In der ersten Auflage schrieb er den Vornamen Adolph noch mit ph, in der hier verwendeten dritten Auflage 1894 mit f. Da Kolping selbst seinen Vornamen mit ph schrieb, bleiben wir bei der ursprünglichen Schreibweise.

AK2geburtsurkunde
Schustertisch

Adolph Kolping

der Gesellenvater

Ein Lebensbild von Generalpräses Sebastian Georg Schäffer

 

3. Auflage , Paderborn 1894

 

 

1. Jugendzeit und Handwerk

Eine Stunde von Horrem, einer Station der Bahn, die von Köln nach Aachen führt, liegt das Städtchen Kerpen, früher vielfach Königs-Kerpen genannt, weil die fränkischen Könige dort einen Hof besaßen…

Der Ort ist ansehnlich, er besitzt namentlich eine imposante Kirche, mit welcher früher ein Kollegiatstift verbunden war. … Die ganze Gegend aber ist von echt katholischem Kernvolk bewohnt, in welchem sich die frommen Sitten der Vorfahren treu erhalten haben.

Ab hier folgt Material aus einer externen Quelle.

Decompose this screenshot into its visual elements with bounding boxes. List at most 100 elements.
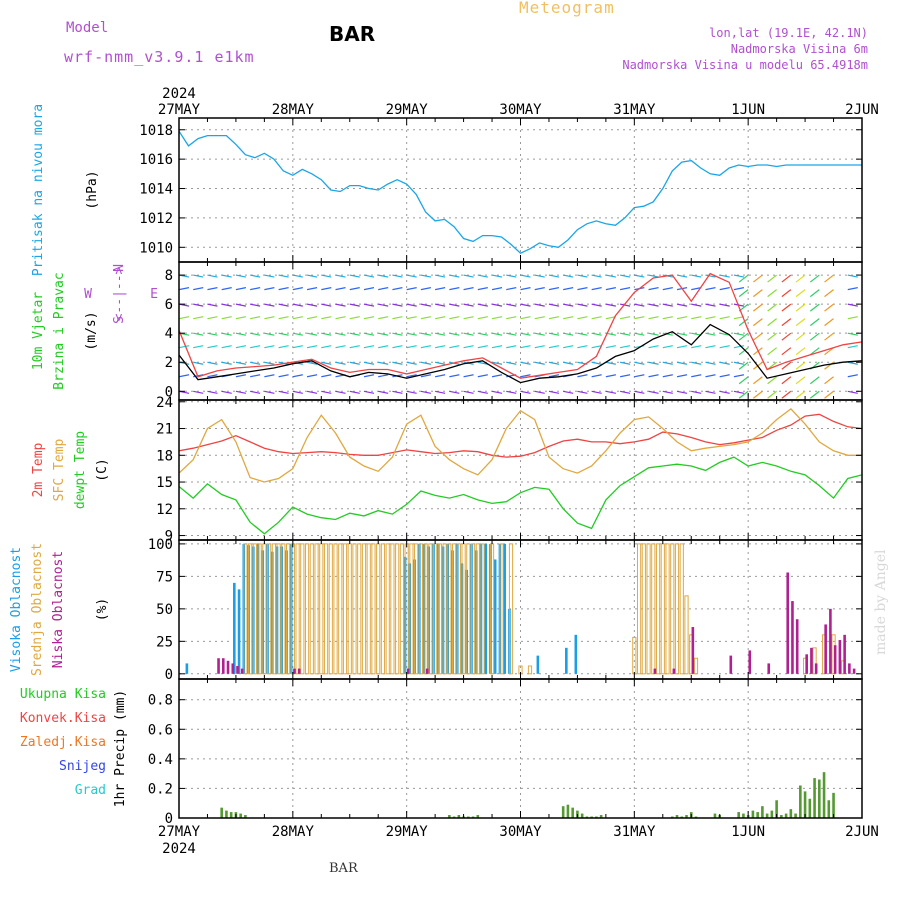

Vor uns liegt ein Gebetbuch, das kaum mehr in seinem Einband halten will. Die leeren Blätter vorn und hinten sind mit verblichener Tinte reichlich vollgeschrieben; es scheint das Lieblingsbuch der Mutter Kolpings gewesen zu sein. Nach dem Laudetur Jesus Christus, welches ein unbekannter, wahrscheinlich geistlicher Schenkgeber über das vordere freie Blatt geschrieben, steht der Name der Mutter: Anna Maria Zurheyden aus Königs-Kerpen, anno 1801. Dann folgt das Verzeichnis ihrer Kinder, aus welchem ersichtlich, dass am 8. Dezember 1813, also um die Zeit, wo die deutschen und russischen Heere in der Verfolgung der Franzosen den Rhein überschritten, dem Peter Kolping und seiner Ehefrau von Gott der jüngste Sohn geschenkt ward, der in der Taufe den Namen Adolph erhielt. Die Familie musste sich reichlich plagen in schwerer Arbeit. Ein Häuschen, einige Stückchen Land, ein paar Schafe bildeten ihren Besitz. Da die Familie grundbrav war, die Arbeit nicht scheute und die Religion hochhielt, so ging es ihr nicht gerade schlecht. Die älteren Kinder halfen schön früh bei der Arbeit; der jüngste Sohn aber, etwas zarter angelegt, genoss eben durch den Umstand, dass er mit Feldarbeit mehr geschont werden musste, die Wohltat eines regelmäßigen und sehr guten Schulunterrichtes, zu dem er von seinen Eltern fleißig angehalten wurde.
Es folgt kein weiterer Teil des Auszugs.